Addison nodded with far more enthusiasm than the conversation needed before some internal lightbulb lit up in the fog of her mind. She reached out and grabbed my shoulder and said, “Oh my god, you should totally come to Cancun. He’s got this house on the beach, and everyone will be there. It’s—” She waved her hands in front of her, eyes rapidly blinking as if she was doing math. The iron fist in my stomach tightened. I could tell that the coke she’d been snorting had started hitting. “I forgot when it is, but you should totally come. Have you been to Mexico?”
Asking me that kind of question was like asking me if I’d seen a unicorn this week. I’d barely seen the southeast of America, much less another country.
“Can’t say I have,” I said, but it went over Addison’s head because she’d done a weird shift into a slur of run-on sentences, sporadic and wild.She messed around with her bag, digging inside, and revealed a small baggie, tightly packed with white powder, throwing me off guard.
Oh no. Fuck, no, no, no.
My throat clenched from the memory of the age-old taste, the drip coating in the back of my throat until it thickened with an emotion that felt like my entire mouth had been stuffed with cotton.
Maybe just once .
I stumbled back, and lifted my hands up and mumbled out, “I’ll have to pass for now. I got some friends waiting for me in the crowd so I can watch Placebo.”
Addison shrugged like it was no biggie. She lifted up on her tiptoes and brushed a kiss against my cheek, an old thing she used to do when we hung out. At the time I was so touch-starved, I cradled those moments. Now, as I watched her walking backwards into the horde, my skin burned with the need to scrub it off.
“Okay, babe, gotta bounce, but give me a call to catch up,” Addison said, pointing directly at me.

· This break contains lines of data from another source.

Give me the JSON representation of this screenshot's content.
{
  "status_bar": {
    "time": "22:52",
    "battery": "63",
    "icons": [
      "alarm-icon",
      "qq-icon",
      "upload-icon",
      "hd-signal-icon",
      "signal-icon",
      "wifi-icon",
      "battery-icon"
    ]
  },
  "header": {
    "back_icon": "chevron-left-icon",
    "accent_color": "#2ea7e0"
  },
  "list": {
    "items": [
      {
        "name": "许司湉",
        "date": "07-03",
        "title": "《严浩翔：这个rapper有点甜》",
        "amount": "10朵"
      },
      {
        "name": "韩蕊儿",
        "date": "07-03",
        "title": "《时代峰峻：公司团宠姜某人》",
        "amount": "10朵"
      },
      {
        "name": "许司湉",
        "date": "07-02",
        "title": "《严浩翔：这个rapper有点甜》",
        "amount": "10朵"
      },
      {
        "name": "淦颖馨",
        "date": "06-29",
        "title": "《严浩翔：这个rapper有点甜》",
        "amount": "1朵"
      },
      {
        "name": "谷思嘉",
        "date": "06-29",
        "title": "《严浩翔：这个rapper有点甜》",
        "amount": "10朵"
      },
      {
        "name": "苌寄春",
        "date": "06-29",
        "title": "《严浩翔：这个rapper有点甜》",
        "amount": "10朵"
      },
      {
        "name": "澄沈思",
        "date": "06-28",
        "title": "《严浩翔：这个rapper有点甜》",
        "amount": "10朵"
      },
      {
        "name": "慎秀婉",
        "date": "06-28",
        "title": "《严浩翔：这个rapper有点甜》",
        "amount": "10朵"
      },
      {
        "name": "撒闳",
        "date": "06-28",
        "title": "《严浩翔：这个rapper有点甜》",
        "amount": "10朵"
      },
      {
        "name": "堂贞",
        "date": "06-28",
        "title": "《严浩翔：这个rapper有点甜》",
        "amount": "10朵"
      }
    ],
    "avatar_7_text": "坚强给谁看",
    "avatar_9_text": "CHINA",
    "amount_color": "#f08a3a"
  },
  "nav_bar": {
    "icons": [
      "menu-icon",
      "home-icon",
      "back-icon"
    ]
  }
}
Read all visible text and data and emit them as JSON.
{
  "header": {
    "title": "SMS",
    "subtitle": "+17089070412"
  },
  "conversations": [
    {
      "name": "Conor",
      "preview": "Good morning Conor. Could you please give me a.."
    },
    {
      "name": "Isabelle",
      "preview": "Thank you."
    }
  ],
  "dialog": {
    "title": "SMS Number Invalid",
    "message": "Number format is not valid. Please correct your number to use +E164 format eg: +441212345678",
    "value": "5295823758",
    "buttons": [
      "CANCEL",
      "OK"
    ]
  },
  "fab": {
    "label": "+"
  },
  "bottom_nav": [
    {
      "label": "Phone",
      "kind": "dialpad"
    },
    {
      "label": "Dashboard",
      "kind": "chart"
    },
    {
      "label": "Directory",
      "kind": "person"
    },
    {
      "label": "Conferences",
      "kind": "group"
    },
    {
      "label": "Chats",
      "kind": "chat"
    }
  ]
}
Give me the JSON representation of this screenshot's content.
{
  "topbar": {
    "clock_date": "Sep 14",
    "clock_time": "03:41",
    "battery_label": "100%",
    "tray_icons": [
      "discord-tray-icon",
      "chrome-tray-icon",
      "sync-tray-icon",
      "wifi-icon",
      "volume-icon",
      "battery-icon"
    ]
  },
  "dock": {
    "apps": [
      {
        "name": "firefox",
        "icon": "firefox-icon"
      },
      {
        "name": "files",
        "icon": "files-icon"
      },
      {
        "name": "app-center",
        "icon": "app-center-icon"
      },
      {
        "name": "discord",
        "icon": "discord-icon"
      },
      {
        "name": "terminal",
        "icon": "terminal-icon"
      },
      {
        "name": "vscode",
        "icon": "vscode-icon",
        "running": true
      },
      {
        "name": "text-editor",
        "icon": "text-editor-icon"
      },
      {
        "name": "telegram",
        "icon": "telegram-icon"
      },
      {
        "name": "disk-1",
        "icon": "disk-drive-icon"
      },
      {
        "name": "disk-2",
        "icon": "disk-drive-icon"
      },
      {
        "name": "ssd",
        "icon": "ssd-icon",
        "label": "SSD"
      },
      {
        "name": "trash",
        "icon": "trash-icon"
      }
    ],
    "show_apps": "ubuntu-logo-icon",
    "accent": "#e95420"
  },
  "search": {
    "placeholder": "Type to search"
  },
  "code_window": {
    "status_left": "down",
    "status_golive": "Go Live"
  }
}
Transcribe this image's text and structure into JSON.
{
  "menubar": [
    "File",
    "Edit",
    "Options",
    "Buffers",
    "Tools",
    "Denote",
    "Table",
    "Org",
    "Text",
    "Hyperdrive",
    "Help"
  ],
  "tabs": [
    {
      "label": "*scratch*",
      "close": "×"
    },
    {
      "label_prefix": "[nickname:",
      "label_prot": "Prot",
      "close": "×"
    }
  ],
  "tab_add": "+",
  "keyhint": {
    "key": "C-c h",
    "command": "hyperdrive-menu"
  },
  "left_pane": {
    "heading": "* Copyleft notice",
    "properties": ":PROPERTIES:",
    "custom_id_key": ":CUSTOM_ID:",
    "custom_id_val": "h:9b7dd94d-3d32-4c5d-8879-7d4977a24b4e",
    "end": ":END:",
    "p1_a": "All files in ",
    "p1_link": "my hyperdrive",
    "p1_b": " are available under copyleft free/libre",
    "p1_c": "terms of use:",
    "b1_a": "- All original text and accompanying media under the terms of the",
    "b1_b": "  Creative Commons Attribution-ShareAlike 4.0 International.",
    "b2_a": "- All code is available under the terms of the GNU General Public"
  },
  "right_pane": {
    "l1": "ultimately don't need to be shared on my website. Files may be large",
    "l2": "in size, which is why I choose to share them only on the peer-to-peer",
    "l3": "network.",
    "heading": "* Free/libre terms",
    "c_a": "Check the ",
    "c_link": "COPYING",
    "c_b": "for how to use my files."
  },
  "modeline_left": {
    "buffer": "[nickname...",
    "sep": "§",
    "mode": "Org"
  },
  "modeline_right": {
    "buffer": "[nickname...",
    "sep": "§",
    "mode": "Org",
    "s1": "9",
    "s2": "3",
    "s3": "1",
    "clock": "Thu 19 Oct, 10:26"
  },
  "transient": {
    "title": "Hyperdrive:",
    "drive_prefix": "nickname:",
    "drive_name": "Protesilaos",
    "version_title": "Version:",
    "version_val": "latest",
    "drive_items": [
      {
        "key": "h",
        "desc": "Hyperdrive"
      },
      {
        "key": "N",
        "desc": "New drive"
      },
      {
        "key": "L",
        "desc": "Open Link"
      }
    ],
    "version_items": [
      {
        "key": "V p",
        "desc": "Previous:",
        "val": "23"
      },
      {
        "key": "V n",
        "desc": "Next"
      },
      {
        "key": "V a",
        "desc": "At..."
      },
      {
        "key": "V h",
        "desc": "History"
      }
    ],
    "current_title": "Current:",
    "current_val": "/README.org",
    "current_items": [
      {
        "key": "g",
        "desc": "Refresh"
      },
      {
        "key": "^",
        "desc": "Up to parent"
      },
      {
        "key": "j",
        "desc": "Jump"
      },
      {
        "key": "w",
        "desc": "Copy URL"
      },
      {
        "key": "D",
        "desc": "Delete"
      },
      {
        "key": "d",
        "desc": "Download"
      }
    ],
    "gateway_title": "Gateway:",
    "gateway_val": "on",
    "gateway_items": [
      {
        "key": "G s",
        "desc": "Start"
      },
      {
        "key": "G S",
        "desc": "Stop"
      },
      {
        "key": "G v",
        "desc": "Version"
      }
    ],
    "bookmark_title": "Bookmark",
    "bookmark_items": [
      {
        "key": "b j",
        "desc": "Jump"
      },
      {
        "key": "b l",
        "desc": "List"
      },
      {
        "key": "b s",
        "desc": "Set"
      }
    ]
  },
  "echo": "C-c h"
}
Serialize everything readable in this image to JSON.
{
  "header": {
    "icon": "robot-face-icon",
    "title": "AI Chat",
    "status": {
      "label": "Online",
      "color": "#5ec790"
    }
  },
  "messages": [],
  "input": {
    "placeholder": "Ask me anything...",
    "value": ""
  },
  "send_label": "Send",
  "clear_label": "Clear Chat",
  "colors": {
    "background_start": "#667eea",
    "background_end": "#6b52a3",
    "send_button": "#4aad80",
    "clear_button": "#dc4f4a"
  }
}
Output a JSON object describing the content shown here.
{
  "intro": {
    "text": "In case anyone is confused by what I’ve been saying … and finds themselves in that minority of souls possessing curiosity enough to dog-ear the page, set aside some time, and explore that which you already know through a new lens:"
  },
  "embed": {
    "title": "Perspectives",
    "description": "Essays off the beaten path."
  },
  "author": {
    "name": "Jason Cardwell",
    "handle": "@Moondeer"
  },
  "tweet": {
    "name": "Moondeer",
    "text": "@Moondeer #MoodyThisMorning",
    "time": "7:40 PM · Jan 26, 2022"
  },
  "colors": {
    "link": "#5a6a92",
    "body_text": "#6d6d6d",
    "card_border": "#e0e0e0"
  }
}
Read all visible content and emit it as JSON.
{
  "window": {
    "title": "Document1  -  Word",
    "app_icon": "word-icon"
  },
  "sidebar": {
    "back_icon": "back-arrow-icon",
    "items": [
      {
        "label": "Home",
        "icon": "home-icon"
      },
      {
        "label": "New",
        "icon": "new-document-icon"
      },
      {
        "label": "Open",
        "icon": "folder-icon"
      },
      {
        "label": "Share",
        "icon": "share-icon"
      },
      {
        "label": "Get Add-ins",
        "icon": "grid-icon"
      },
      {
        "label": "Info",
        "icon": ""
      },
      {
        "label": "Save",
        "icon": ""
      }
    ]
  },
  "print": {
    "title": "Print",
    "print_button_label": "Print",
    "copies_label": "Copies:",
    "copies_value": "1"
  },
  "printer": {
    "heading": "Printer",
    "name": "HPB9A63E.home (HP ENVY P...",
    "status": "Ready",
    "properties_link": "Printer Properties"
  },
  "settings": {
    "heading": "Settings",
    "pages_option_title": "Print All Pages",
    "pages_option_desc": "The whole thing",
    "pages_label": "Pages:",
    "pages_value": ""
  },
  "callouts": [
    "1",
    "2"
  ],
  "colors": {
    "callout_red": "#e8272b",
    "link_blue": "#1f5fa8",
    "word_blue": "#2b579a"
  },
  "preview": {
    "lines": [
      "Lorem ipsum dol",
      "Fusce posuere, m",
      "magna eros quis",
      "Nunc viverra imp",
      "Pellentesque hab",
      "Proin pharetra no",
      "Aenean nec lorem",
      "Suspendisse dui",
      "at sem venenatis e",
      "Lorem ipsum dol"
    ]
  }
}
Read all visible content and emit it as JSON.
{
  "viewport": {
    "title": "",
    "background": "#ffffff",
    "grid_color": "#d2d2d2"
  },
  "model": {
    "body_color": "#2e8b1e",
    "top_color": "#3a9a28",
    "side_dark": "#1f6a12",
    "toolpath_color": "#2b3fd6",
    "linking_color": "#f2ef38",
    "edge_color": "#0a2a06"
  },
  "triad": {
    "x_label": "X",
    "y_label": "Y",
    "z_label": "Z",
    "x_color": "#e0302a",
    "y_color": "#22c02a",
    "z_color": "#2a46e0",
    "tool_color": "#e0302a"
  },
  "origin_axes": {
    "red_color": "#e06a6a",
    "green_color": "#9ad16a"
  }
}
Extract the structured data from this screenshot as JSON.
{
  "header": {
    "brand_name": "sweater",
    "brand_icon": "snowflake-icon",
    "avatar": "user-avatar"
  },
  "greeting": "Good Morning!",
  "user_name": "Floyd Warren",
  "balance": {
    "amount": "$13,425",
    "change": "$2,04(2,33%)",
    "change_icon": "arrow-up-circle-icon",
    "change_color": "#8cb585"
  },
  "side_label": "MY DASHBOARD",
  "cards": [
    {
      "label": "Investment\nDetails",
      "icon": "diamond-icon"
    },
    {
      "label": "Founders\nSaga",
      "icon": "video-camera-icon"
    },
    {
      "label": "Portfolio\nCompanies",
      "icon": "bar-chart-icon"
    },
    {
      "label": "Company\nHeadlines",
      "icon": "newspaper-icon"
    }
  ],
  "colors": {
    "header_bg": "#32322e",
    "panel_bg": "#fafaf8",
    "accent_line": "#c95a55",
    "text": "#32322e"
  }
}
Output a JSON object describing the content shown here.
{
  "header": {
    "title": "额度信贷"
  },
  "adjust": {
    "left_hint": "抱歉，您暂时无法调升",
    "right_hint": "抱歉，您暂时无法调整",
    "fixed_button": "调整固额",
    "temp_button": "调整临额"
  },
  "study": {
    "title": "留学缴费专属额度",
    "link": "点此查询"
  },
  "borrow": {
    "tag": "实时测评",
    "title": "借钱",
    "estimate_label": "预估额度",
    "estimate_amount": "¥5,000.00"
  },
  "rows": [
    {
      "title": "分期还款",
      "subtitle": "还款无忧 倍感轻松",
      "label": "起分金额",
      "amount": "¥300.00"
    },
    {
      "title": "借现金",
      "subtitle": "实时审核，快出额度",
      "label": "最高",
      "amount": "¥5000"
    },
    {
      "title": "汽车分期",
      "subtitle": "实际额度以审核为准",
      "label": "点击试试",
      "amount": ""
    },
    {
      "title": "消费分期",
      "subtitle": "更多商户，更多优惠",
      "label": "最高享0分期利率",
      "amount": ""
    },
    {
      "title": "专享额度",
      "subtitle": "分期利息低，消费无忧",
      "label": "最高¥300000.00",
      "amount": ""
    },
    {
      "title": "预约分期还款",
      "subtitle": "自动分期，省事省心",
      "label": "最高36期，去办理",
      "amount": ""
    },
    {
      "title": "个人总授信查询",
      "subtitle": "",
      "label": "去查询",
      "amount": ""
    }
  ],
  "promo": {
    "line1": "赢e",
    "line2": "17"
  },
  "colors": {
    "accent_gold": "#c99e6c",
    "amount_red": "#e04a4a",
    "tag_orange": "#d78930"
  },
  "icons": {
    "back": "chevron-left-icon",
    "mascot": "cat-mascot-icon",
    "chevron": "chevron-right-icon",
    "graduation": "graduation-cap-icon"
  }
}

“Yeah, sure,” I said, running on autopilot, the words sticky and vile in my mouth.
I knew there wasn’t a chance in hell that was going to happen. The moment I was released from the ICU, I’d made sure to get rid of her number and sever all connections with the people in those groups.
Addison spun around in her platform shoes and disappeared into the crowd, all feathers and low-rise pants. Overwhelmed and breathless, I longed to collapse onto the ground, hoping it would cradle me in its warm embrace, shielding me from the remnants of a chaotic weekend filled with visitors.
I braced for the urge, but it never came. I numbly got back in line and got the two waters, and I managed to think to get a couple extra since Dakota and the others were joining us. I could barely feel the weight of them in my hands.
By the time I got back, the group had already joined Micah, and he was involved in some kind of intense conversation. Dakota, on the other hand, wasn’t engaged with them at all.
He was watching me.
Blood rushed away from my head and slammed into my feet with such force my face went numb. Had he seen what happened? If he did, would he say something to Micah? Fuck, was this all going to bite me in the ass?
Somewhere inside of me, I gathered enough bravery to push aside the panic and walk toward the group without breaking eye contact with Dakota.
“Thanks,” Dakota said when I offered him a bottle. “Run into a friend?”
I twisted off the bottle and took several long drinks, the chill numbing my throat. When I was done, I wiped my mouth with the back of my hand and shook my head. “Not at all. And if I’ma be real with you, if I never saw the likes of her again, it’d be too soon.”
At this, Dakota snorted and lifted his fist to me. As I bumped his, he said, “Amen to that, bro.”
For the second time in the last ten minutes, I waited for the floor to fall out beneath me and for everything blow up in my face, but it didn’t happen. When the group decided on which stage to head to next, I caught up with Micah and grabbed his hand, kissing the back of it.
Micah let out a soft laugh, confused. “What was that for?”
I shrugged. “Nothing. I just wanted to do it.”
I wondered if Micah would see through my front, if he’d pick up on my anxiety. When he didn’t, the weight I’d felt with Addison cut away. For once, I finally felt free.